Program Offers Personalized Cancer Treatment for Lung Cancer Patients

February 19, 2015

For patients with advanced lung cancer, chemotherapy is generally the standard first-line treatment. However, all lung cancers are not identical. The Winship Cancer Institute lung cancer program in Georgia aims to address this issue by offering more personalized treatment. The institute has between 20 and 30 ongoing lung cancer clinical trials to test the effectiveness of immunotherapy drugs. The drugs are designed to provoke the immune system to target cancerous cells and leave the healthy ones alone.

The program staff has found that patients have been able to successfully tolerate the immunotherapy treatments. One of their patients with advanced lung cancer had previously received chemotherapy, which caused chronic diarrhea. After receiving the new treatment at Winship, he only experienced mild gastrointestinal discomfort, and his tumors shrank significantly over the course of nearly a year.
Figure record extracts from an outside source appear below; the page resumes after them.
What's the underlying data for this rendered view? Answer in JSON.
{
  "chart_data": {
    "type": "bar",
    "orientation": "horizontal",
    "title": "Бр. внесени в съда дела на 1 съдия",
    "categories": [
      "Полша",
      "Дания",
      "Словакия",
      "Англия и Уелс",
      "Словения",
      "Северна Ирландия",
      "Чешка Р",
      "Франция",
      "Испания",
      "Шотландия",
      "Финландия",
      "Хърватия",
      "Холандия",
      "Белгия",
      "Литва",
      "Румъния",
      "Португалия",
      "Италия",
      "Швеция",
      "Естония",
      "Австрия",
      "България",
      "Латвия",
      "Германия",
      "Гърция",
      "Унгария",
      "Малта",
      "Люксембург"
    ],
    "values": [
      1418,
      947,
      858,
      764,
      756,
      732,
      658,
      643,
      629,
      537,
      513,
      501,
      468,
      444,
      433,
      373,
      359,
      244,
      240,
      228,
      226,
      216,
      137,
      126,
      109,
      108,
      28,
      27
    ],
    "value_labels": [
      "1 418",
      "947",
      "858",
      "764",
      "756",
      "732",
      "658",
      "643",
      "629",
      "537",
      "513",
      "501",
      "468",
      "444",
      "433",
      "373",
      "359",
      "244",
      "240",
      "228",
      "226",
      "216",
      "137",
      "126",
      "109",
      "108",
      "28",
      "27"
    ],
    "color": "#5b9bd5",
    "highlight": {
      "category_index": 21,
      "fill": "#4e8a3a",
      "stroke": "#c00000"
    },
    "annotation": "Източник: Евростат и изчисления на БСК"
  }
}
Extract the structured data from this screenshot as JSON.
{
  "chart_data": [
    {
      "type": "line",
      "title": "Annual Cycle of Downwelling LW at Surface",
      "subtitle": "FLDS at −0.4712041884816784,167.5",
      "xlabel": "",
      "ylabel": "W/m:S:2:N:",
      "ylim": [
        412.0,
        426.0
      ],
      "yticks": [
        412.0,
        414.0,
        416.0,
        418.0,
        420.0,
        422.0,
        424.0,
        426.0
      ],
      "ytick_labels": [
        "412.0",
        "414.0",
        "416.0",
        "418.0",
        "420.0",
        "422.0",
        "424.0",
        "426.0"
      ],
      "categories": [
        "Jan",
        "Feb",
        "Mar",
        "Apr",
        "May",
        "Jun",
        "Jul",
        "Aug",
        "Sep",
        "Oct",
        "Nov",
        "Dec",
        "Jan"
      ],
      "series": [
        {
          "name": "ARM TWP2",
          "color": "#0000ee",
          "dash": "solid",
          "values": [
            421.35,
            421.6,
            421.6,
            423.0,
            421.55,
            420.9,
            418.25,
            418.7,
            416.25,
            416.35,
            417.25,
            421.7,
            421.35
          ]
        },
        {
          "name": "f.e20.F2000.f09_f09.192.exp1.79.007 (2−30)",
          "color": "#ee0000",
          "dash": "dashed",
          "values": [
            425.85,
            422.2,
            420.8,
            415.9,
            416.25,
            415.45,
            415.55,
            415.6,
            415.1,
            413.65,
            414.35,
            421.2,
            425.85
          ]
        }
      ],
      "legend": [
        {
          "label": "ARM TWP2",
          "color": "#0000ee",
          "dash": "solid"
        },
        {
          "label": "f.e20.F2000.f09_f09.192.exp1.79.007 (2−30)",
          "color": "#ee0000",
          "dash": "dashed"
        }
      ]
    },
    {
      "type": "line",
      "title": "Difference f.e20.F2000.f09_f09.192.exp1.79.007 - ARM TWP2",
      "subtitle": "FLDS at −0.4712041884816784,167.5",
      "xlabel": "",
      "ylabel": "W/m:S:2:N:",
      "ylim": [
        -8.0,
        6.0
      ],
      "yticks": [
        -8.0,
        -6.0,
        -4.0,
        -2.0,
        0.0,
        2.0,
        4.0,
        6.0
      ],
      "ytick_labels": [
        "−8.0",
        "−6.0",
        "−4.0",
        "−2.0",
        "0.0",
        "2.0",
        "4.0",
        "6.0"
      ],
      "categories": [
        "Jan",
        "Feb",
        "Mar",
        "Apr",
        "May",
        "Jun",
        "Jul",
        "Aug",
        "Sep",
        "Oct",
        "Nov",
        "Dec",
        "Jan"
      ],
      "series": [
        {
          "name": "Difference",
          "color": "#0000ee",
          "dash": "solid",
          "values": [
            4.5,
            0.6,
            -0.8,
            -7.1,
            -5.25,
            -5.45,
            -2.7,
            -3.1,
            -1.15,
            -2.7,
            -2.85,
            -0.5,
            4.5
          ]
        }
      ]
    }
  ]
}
Winship scientists and clinicians are working to create and test personalized treatment regimens for each patient. For instance, they may need to boost immune response for one patient. For another, they may need to focus on response to treatment or the genes associated with a particular type of cancer.

When a patient comes to Winship, the staff takes a tissue sample of the tumor. Then they examine it in a genomic screening process to identify the exact gene that has gone astray and led to the person’s cancer. By finding the specific gene that has gone rogue, doctors and clinicians can provide more personalized and targeted therapies.

The Development of Targeted Cancer Therapies

January 30, 2014

Targeted therapies for cancer have created a revolution within the health care and pharmaceutical industries. Many current products exist in this expanding market, and many others are in various stages of research and development.

A targeted cancer therapy is a medication or other substance that interferes with the development and metastasis of the disease through defusing particular molecules involved, thus halting the disease or delaying its progression. Breast cancer was among the first types of cancer to receive targeted therapies.

Medical professionals frequently refer to the molecules involved as “molecular targets” when treating the disease. Because of this specific targeting, this type of treatment may be more effective, and less damaging to surrounding tissues and organs, than radiation or chemotherapy.

Most targeted therapies consist either of monoclonal antibodies or small-molecule drugs.

Different types of targeted cancer therapies interfere with cellular division and tumor growth in a variety of ways. Some attack cancer cells directly, while others focus on an indirect method through stimulating the immune system to deliver toxins to the cancer cells. Many other targeted therapies disrupt communication along cell pathways by engaging with the proteins involved in network signaling. Such blocking can destroy the cancer cells’ ability to divide and develop, and therefore can result in their destruction.

On the biotechnology investment front, one recent report forecasts nearly $33 billion in global revenue for small-molecule therapy products by the year 2016, which represents an increase of more than $10 billion from 2011 figures. The prospects for ongoing success in research and development of small-molecule therapies should remain strong over the next decade, with demand high in most of the world as populations age.